Im Jahr 1996 erscheint sein »Traktat über die Gewalt«, Sofskys unter Gewaltforschern weithin umstrittener Versuch dichter Beschreibungen extremer Gewalt. Das Extreme an sich ist allerdings schon länger sein Thema. In seiner luziden Studie über die Konzentrationslager des dritten Reichs, »Die Ordnung des Terrors« (1993), befasst er sich mit der wohl extremsten Form von Macht. Dieser von ihm als »absolut« bezeichnete Machttypus lebt von der eingebauten Möglichkeit willkürlicher Entgrenzung, von der Freiheit der Aufseher, jederzeit und ohne Rechtfertigung alles mit den Gefangenen tun zu können, ihre Ermordung eingeschlossen. Der Tod markiert die einzige Grenze absoluter Macht. Wer darin eine gewisse strukturelle Ähnlichkeit zu der jüngst von Giorgio Agamben beschriebenen »Macht über das nackte Leben« ausmacht, liegt vermutlich nicht verkehrt.

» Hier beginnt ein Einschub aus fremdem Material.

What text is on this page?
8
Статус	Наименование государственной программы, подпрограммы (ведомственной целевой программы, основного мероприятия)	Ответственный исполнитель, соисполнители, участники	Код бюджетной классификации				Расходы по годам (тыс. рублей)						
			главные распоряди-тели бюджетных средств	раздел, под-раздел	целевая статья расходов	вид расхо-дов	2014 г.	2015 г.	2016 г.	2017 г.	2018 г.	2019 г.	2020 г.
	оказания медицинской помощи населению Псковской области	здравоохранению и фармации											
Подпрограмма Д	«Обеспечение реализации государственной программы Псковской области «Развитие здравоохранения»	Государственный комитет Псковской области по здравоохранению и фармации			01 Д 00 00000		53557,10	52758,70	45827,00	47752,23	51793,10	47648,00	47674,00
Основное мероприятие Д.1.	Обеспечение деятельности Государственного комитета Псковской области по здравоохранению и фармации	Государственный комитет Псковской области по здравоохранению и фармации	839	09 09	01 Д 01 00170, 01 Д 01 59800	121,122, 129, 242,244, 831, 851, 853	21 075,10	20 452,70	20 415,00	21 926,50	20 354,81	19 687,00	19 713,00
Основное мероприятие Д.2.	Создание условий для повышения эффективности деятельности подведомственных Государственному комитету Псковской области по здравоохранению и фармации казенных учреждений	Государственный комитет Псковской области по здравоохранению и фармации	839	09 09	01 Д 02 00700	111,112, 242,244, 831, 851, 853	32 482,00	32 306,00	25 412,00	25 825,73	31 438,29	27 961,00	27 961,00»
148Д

Zu den Erscheinungsformen extremer Gewalt zählen all jene blutigen Praktiken, die mindestens die körperliche Verletzung, meist aber den Tod des Opfers oder eines der Kontrahenten zur Folge haben. Und weil Gewalt laut Sofsky prinzipiell die Tendenz zur Entgrenzung in sich birgt, wendet er sich im »Traktat« wie auch später vor allem Formen entfesselter, enthemmter und verselbständigter Gewalt zu: der Tortur, dem Kampf, der Jagd und Flucht sowie dem Massaker.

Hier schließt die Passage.